The National Bank of Hungary (MNB) is being viewed as unexpectedly dovish after its Monetary Council decided Tuesday to set a HUF 500 billion limit on the stock of three-month deposits, the central bankʼs main sterilization instrument, according to analysts. The base rate was left intact at 0.9%.
“A degree of further easing was offered by the MNB [yesterday], which could indicate that it is much more dovish than the market believed and clearly is willing to look through risks around inflation – indeed, we believe it is happy with a higher inflation environment to get more real HUF weakness,” London-based analysts of Japanʼs Nomura said in a flash comment sent to the Budapest Business Journal. Nomura admitted that the reduction came as a surprise as they had thought the cap would be less of a focus now and only adjusted to tightening liquidity in the banking sector in Q2.
CIB Hungary’s analysts also confirmed in a flash sent to the BBJ yesterday that the step was hardly expected.
“Regarding non-conventional measures, the quarterly announcement on the restriction related to the 3M depo facility was announced for Q2. The limit was set at HUF 500 bln, down from HUF 750 bln in Q1 2017. The change was slightly more significant than expected as suggested by market-based information. In addition, the MNB decided on the extension of its forint swap facilities with a 6M and 12M tool,” the CIB flash highlighted.
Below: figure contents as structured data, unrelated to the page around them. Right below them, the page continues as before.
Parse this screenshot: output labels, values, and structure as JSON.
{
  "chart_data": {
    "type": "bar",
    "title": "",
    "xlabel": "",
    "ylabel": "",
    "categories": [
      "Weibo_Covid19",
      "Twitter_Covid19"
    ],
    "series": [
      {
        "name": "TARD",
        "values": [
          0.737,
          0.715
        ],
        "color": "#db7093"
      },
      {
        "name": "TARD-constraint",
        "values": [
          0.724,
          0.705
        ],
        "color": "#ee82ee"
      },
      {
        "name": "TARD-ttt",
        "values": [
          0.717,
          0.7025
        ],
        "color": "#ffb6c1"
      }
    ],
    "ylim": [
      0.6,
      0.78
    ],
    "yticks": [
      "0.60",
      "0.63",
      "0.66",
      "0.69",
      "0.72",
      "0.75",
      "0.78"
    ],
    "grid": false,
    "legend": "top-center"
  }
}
Overall, Nomura described the Monetary Council’s decision as signaling a very dovish attitude in the face of a marginal revision upwards of CPI expectations for this year and broadly unchanged other forecasts. “We think the MNB is signaling that it has no concern about inflation or the stability of its framework,” said Nomura analysts.
CIB Bank noted that the macro outlook of the central bank has remained unchanged, and was also underpinned by the freshly released CPI and GDP forecasts. Inflation is projected at 2.6% (slightly above the previous 2.4%) for 2017, while the 2018 forecast has remained unchanged at 3.0%. GDP forecasts have remained unchanged for both years (at 3.6% and 3.7%). Details will come on March 30 in the MNBʼs next Inflation Report, CIB noted.
Based on the communication of the Monetary Council and earlier MNB comments, CIB Bank said it expects the central bank to keep its base rate unchanged at 0.9% — as it did yesterday — for an “extended period,” probably as long as the end of this year, or even later. However, it added, “further unconventional measures are possible, though the room for maneuver has decreased and money market parameters closely watched by the MNB also do not support a rapid change. New lending programs are unlikely for the time being,” CIB Bank noted.